Setthathirath est considéré comme l'un des plus grands rois du Lane Xang.
 
* C'est un roi bâtisseur. A Luang Prabang, il fait ainsi construire le Vat Xieng Thong et à Vientiane le That Luang.
 
* Il a protégé le royaume contre les Birmans : en 1570, le roi et ses troupes se fondent dans la jungle devant l'arrivée des troupes birmanes, la lutte de guerilla qu'ils engagent pousse les Birmans à finalement se retirer devant cet ennemi insaisissable.
 

scènes de vie et récits populaires : les mosaïques du Vat Xieng Thong. Les mosaïques du "temple de la cité royale" sont ornées de délicates mosaïques de verre racontant de petites histoires et légendes laotiennes. Au-delà de leur beauté esthétique, ces oeuvres témoignent des traditions, des techniques de navigation sur le Mékong et de l'organisation sociale qui se sont cristallisées durant l'apogée du royaume. Bien que le temple actuel et ses mosaïques datent d'une période plus tardive que Fa Ngum, le Vat Xieng Thong représente l'aboutissement du style architectural et artistique né sous le Lane Xang. Il est le symbole de la pérénnité du royaume


En 1571, alors qu'il est dans le sud, se préparant à entrer en campagne contre le royaume du Cambodge, un complot conduit à son meurtre. Son seul héritier n'est encore qu'un très jeune enfant et le Lane Xang se retrouve plongé dans une période troublée. Luttes de succession, fratricides et paricides, placent le royaume en situation de faiblesse devant la puissance conquérante du royaume birman. En 1574, la Birmanie conquiert le Lane Xang et le domine pendant près de 20 ans. Choisissant les rois, le pays connaitra même un interrègne de près de 10 ans durant lesquels l'administration est réalisée par les fonctionnaires birmans.

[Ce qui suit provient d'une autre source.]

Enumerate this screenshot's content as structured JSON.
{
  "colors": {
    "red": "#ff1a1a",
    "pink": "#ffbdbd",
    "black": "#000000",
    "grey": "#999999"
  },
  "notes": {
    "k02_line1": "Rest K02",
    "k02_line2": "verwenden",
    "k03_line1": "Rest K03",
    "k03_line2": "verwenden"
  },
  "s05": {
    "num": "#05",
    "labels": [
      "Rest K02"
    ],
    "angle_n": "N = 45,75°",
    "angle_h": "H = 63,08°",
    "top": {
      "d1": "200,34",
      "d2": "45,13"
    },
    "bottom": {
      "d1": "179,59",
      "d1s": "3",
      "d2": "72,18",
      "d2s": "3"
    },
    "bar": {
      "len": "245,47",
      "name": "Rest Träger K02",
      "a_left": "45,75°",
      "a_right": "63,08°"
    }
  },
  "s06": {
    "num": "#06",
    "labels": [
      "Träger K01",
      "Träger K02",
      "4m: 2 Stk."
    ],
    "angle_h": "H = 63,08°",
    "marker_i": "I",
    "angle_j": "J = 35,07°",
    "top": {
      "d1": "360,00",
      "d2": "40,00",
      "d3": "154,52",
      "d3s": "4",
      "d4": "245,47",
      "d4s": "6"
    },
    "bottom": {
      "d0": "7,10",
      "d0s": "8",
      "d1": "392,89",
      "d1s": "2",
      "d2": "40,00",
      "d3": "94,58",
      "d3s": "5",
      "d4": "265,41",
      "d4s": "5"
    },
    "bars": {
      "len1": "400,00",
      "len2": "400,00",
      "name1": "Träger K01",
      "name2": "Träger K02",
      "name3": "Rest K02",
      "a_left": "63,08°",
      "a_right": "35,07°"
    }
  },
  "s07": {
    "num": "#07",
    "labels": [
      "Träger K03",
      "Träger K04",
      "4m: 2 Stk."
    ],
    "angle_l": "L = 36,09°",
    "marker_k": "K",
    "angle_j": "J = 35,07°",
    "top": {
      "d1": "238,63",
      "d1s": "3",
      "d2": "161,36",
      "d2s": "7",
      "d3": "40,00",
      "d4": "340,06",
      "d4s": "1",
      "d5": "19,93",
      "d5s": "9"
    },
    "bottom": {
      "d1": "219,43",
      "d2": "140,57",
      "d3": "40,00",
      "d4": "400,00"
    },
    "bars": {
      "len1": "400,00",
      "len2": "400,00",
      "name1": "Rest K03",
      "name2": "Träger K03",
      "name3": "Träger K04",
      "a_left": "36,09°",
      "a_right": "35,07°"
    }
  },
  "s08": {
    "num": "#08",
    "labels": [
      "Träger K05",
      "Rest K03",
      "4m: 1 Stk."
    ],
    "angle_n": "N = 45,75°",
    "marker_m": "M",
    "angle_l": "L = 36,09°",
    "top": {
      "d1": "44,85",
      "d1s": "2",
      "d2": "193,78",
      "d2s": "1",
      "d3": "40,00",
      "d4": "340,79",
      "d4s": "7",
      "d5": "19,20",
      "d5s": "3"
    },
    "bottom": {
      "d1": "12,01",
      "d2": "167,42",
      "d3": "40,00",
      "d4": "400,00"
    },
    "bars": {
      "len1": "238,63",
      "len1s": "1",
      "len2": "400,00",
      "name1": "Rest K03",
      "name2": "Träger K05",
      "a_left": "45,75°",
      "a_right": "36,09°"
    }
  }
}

Le Lane Xang retrouvera une véritable paix en 1638 avec le couronnement du roi Sourinyavongsa. Son nom signifie "de lignée solaire" et il est parfois comparé à Louis XIV, le roi soleil, dont il est contemporain.
Sourinyavongsa dispose d'une puissante armée, d'une administration solide et il conclut des accords sur le tracé des frontières avec ses voisins. Le Lane Xang connaît alors une période de paix et de prospérité ponctuée toutefois par deux campagnes militaires contre le royaume vassal de Xieng Khouang (la plaine des jarres) dans le but d'obtenir la main de la princesse.

le That Luang et la statue du roi Setthathirath à Vientiane. Monument emblématique de la souveraineté lao, le "Grand Stupa" fut édifiéen 1566 par Setthathirath lors du transfert de la capitale de Luang Prabang à Vientiane. En enchâssant un stupa plus ancien, cette oeuvre monumentale visait à légitimer le pouvoir royal et à affirmer la résilience du royaume face aux ambitions expansionnistes des Birmans.


 Le règne de Sourinyavongsa est marqué par les premiers contacts avec les Européens :
 
* En 1641, le marchand hollandais Gerrit Van Wuysthoff arrive à Vientiane durant les célébrations du That Luang. Il décrit des bonzes "plus nombreux que les soldats de l'empereur d'Allemagne" parmi lesquels ceux des royaumes du Cambodge et du Siam qui viennent ici passé une dizaine d'années parfaire leurs études religieuses.
 
* En 1647, le jésuite italien de Marini évoque la magnificence du palais royal du Lane Xang.

Si le règne de Sourinyavongsa s'inscrit dans les temps forts du Lane Xang, a contrario, il en signe aussi la fin. Poussé par son caractère excessif, les décisions que prend le souverain à l'encontre des membres de sa famille préparent une succession difficile et mettent en place les conditions de la dislocation du royaume.

La disparition de ce 'Roi Soleil' lao sans successeur désigné va briser l'équilibre précaire du Million d'Eléphants. Le royaume, autrefois uni par la force et le charisme, va s'effondrer de l'intérieur, ouvrant une brèche où s'engouffreront les puissances voisines. Nous sommes à l'aube d'une ère de démantèlement.